Using principle of inclusion and exclusion, I've come this far:
Total should be $\binom{8}{2,2,2,2} = 2520$ and now we have to subtract where we counted the intersections together.
so let $S_0 = 5040$
$S_1 = 4* \binom{6}{2} * 4 = 420$
$S_2 = 4* \binom{5}{2} * 3 = 120$
I'm not sure how to calculate $S_3$ which should be the intersection of 1,2,3,and 4
So the answer would be I believe along the lines of 2520 - 420 + 120 -???? + ????

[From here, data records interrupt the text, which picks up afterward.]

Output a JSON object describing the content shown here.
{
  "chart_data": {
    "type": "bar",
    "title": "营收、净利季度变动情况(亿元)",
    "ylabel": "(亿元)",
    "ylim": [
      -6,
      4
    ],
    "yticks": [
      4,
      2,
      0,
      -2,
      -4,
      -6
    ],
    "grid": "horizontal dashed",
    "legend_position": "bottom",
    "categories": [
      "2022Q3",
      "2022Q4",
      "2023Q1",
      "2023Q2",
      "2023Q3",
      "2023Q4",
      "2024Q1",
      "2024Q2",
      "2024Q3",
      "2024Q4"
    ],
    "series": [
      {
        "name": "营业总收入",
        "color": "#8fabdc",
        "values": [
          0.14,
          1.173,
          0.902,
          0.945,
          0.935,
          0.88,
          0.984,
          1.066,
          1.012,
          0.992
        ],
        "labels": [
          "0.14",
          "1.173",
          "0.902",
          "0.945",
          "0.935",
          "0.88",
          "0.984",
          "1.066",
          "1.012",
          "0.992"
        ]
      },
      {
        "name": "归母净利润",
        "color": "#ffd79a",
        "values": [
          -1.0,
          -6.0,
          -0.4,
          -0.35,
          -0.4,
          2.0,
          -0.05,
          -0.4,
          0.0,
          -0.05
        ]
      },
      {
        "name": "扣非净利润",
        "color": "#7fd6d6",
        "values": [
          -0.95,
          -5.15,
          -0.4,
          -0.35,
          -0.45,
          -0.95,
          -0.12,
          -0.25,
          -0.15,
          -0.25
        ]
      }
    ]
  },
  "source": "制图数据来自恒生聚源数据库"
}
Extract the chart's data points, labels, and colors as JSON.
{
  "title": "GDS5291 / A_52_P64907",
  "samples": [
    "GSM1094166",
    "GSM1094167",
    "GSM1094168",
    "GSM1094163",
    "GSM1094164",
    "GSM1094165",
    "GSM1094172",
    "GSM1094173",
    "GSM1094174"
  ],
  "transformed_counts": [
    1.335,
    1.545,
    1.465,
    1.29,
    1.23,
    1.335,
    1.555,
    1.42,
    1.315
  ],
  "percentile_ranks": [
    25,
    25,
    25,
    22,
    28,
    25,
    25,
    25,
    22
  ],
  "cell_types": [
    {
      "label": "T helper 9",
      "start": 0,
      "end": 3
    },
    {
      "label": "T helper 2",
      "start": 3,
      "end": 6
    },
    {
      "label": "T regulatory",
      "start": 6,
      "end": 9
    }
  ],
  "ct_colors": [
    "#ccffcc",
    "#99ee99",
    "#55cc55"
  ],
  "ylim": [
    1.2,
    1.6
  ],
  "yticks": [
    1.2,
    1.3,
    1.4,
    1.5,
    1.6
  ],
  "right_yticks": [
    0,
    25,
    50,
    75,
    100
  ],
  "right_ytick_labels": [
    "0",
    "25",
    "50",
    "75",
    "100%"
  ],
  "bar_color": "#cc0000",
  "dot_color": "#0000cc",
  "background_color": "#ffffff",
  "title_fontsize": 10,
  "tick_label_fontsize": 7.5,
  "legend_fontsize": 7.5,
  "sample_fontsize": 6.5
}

To determine the number of arrangements that contain at least one pair of consecutive equal digits, we can start by considering this pair as a unique item, so we have to rearrange $7$ elements. Since the fixed pair can be chosen in $\binom {4}{1}=4 \,\,$ ways (one for each different digit), we gets our first estimate
$$A_1=4 \cdot \frac {7!}{2!2!2!}= 2520$$
Clearly in this number some arrangements have been counted more than one time because of the intersections. We have then to determine the numbers $A_2$, $A_3$, $A_4$ of arrangements that contain at least $2$, $3$, or $4$ pairs of consecutive equal digits, and then calculate $A_1-A_2+A_3-A_4 \,\,\,\,$ according to the principle of inclusion and exclusion. To determine the number $A_2$ of arrangements that contain at least two pairs of consecutive equal digits, we can again note that these pairs can be considered as two unique items, so we have to rearrange $6$ elements. Since these pairs can be chosen in $\binom {4}{2}=6 \,\,$ ways, we have
$$A_2=6 \cdot \frac {6!}{2!2!}= 1080$$
In a similar way, we obtain
$$A_3=\binom {4}{3} \cdot \frac {5!}{2!}= 240$$ $$A_4=\binom {4}{4} \frac {4!}{1!}= 24$$
So we finally get a total of
$$A_1-A_2+A_3-A_4 \\ =2520-1080+240-24 \\ =1656$$
arrangements that contain two consecutive digits. To get the number of arrangements that contain no two consecutive numbers, subtract this from the total number of possible arrangements that you correctly have calculated and reported in the OP.